For Sub-objective 2A, results were made in the elucidation of bacterial gene expression (transcription) patterns during environmental adaptation. Due to their small size, bacteria must respond quickly to changes in their growth environment. These responses are mediated by changes in transcription that alter the production of proteins and enzymes that are encoded by the specific genes. During this project, as part of an international collaboration, the transcriptional patterns of C. jejuni growing in different amounts of oxygen exhibited changes in the expression of putative phospholipid biosynthesis genes. Examination of phospholipids demonstrated previoulsy unknown diversity and dynamic changes in composition. These studies defined a role for certain phospholipids in the motility of C. jejuni. Also, the gene expression of Shiga toxin-producing Escherichia coli (STEC) surviving within protozoa (Tetrahymena sp.) showed that genes involved in the oxidative stress response were activated. With the extensive use of oxidants as sanitizers in the food industry, these findings point to a mechanism of oxidative stress avoidance by STEC and emphasize the importance of exploring the physiology of STEC in environments relevant to food safety.

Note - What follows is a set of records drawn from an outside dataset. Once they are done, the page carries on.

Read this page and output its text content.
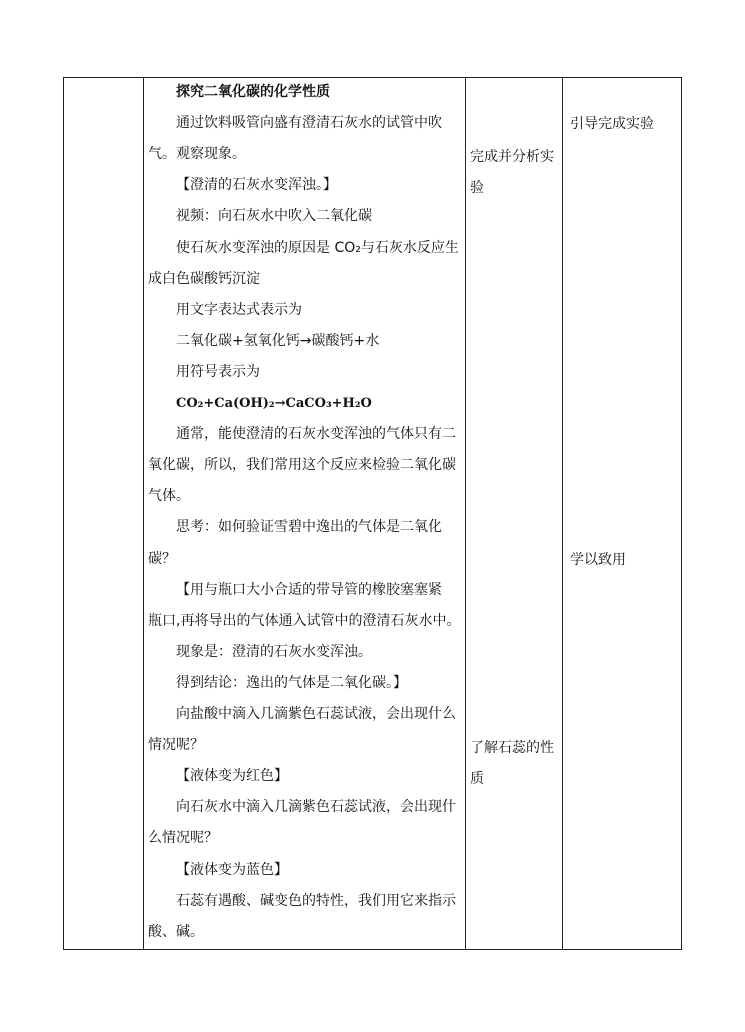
探究二氧化碳的化学性质
通过饮料吸管向盛有澄清石灰水的试管中吹
气。观察现象。
【澄清的石灰水变浑浊。】
视频：向石灰水中吹入二氧化碳
使石灰水变浑浊的原因是 CO₂与石灰水反应生
成白色碳酸钙沉淀
用文字表达式表示为
二氧化碳+氢氧化钙→碳酸钙+水
用符号表示为
CO₂+Ca(OH)₂→CaCO₃+H₂O
通常，能使澄清的石灰水变浑浊的气体只有二
氧化碳，所以，我们常用这个反应来检验二氧化碳
气体。
思考：如何验证雪碧中逸出的气体是二氧化
碳？
【用与瓶口大小合适的带导管的橡胶塞塞紧
瓶口,再将导出的气体通入试管中的澄清石灰水中。
现象是：澄清的石灰水变浑浊。
得到结论：逸出的气体是二氧化碳。】
向盐酸中滴入几滴紫色石蕊试液，会出现什么
情况呢？
【液体变为红色】
向石灰水中滴入几滴紫色石蕊试液，会出现什
么情况呢？
【液体变为蓝色】
石蕊有遇酸、碱变色的特性，我们用它来指示
酸、碱。
完成并分析实
验
了解石蕊的性
质
引导完成实验
学以致用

Under Sub-objective 2B, significant progress was made in the complete and in-depth sequencing of Campylobacter and Arcobacter. During this project, the genomes of all Campylobacter and Arcobacter type strains were sequenced to completion, fully annotated and deposited in GenBank. Additionally, multiple genomes of novel Campylobacter species and multiple draft genomes for several taxa were also generated. Thus, 350+ genomes were sequenced in total; many of the draft genomes have been also deposited with the remainder to be submitted to GenBank upon resumption of duties. Analysis of these genomes has identified putative virulence-associated genes or gene sets. For example, as part of an international collaboration, the chromosomal sequences of several C. showae strains associated with ulcerative colitis and colon cancer were characterized and compared to other C. showae strains. Analysis indicated that the adherent/invasive strains possessed a gene set that was different from the non-adherent/non-invasive strains, suggesting that certain genes are important for the localization, colonization and virulence potential of C. showae. Also, genes associated with Guillain-Barre syndrome (GBS) were identified in six non-C. jejuni campylobacters, including one poultry-associated species (C. hepaticus) and two clinically-relevant species (C. mucosalis and C. ureolyticus), suggesting that multiple Campylobacter species may be capable of eliciting GBS in humans. In another study, an Arcobacter cryaerophilus strain that was isolated from green mussels was found to possess an unusual extrachromosomal element that putatively encodes a secreted toxin.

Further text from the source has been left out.